Return of the prodigal sweater

Posted by Caroline in Spinning, sweaters, Wensleysweater 1 on September 18th, 2015

The blog has not seen much of the Wensleydale sweater started last autumn and it’s not alone in that, neither have I. Each year when the Christmas tree goes up the spinning wheel comes down and because I’d knitted the last of the handspun I packed the sweater away too. Time passed, seasons changed. The pattern was living under the coffee table and whenever I came across it I had a vague feeling of unease because I wasn’t sure where it was that the sweater was living. I didn’t hunt for it because that would be admitting that I’d lost it but as the year went on I’d reduced the search area so that if I did need to search for it I knew the places where it wasn’t. I cleared out the spare bedroom while I was getting ready for a spot of quilting and it wasn’t there, we emptied the assortment of random stuff out of the cupboard under the stairs and it wasn’t there. I’d looked in my wardrobe, on top of my wardrobe and then I was out of ideas. It was September and nine months is a long time for a sweater to hide. I was out of ideas and so I came clean about it being lost.

My husband suggested that it might be in the drawer under the bed. He meant well but it was a daft idea as that’s where I keep the sock yarn and you’d think I’d have noticed a big lump of knitting in there. In the interests of marital harmony I went and looked and that’s where it had been all of the time. I looked for the pattern because I knew exactly where that was, except of course that now it wasn’t. I will never know the detail of the notes I made on it because it’s gone, I’m assuming I told myself what I was doing when I ignored the directions to knit the sleeves first and then pick up for the body. Providing it fits when I’m done it doesn’t matter if I changed track part way through, at least I’m sure what size I’m knitting and what needles I’m using and the rest is minor stuff.
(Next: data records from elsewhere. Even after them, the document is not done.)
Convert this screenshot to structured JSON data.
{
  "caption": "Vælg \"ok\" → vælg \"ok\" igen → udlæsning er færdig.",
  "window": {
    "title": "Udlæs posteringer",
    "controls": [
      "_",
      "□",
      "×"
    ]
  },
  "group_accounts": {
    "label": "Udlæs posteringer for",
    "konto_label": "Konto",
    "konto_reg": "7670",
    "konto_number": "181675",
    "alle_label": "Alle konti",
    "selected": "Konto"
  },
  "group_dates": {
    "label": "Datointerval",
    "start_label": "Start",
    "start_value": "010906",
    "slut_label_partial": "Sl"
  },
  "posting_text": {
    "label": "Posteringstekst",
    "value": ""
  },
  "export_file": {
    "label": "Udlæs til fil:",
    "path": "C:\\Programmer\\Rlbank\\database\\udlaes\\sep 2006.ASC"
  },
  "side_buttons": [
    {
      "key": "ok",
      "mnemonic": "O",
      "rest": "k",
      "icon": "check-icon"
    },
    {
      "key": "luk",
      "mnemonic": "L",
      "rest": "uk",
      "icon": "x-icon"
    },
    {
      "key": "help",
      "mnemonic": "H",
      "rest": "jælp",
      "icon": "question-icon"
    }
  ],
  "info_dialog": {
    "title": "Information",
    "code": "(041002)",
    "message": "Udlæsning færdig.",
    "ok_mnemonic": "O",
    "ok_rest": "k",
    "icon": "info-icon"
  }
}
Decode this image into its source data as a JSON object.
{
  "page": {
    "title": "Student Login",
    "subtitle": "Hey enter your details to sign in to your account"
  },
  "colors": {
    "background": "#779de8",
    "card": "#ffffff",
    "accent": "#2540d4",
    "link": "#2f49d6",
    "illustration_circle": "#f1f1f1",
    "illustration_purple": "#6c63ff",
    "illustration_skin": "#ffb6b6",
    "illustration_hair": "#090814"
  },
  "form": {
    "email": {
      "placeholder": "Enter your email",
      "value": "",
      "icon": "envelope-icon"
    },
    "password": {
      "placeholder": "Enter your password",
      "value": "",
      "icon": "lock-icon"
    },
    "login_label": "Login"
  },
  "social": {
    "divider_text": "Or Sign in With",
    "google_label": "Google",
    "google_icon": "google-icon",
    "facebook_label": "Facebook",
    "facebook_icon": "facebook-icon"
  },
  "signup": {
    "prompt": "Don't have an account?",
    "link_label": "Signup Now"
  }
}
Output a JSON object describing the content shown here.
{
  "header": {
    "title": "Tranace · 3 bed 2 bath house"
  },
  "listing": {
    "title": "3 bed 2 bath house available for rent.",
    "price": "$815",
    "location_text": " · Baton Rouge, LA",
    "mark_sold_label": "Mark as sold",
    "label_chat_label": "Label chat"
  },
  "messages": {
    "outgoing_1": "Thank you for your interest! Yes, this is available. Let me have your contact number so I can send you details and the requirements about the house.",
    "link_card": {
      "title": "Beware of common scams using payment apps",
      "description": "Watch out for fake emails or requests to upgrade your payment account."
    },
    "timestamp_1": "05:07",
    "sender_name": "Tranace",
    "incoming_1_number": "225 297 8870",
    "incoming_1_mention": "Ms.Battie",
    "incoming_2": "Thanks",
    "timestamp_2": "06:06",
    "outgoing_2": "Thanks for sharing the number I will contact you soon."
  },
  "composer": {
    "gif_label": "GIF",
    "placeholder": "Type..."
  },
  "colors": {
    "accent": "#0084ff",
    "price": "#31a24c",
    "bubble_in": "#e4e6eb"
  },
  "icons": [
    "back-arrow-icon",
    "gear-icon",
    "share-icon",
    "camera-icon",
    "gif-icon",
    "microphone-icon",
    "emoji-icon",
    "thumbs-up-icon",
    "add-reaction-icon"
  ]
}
The one thing that I managed not to lose was the spinning sample so I was able to make a skein of yarn that looked just like the last one I made before Christmas.  I decided to ignore what I had been doing on the body and start with a sleeve mainly because I could start from scratch rather than having to figure out what adjustments I’d started to make for the body. When I’ve knitted all of this ball I’ll have a clue how much more yarn I need to finish the sweater, at the moment I’m thinking it’s another ball for the other sleeve and two more after that. I’m not worried about running out of fibre, no doubt I will be at some point but not this week.

The blue that was briefly a striped cardigan didn’t all get packed away. This is a dickey to go under a sweater with a wide neck, I’ll need something like this to wear with the Wensleysweater as I think it’s going to itch. At the time the photos were taken it had a flaw that you can clearly see here – the top button is too big for the space it is in and it’s sticking up above the fold of the collar. I liked the buttons, they were exactly right or at least they would have been if the buttonholes had been in a different place. As it is they are not going to work and are coming off. I cast on for with another cowl come dickey and got very near the end of it before deciding that I’d rather have the yarn than the finished object. It didn’t sit right on the shoulders and I knew that I’d never wear it.

The only knitting that I have now is the sweater and it is such a mind numbingly boring knit. There is one interesting cable set in acres of seed stitch with a pair of decreases every three rows. If I didn’t have so much time invested in it I’d rip this too but I know that I’ll wear it once it’s finished and I just have to survive the sleeves.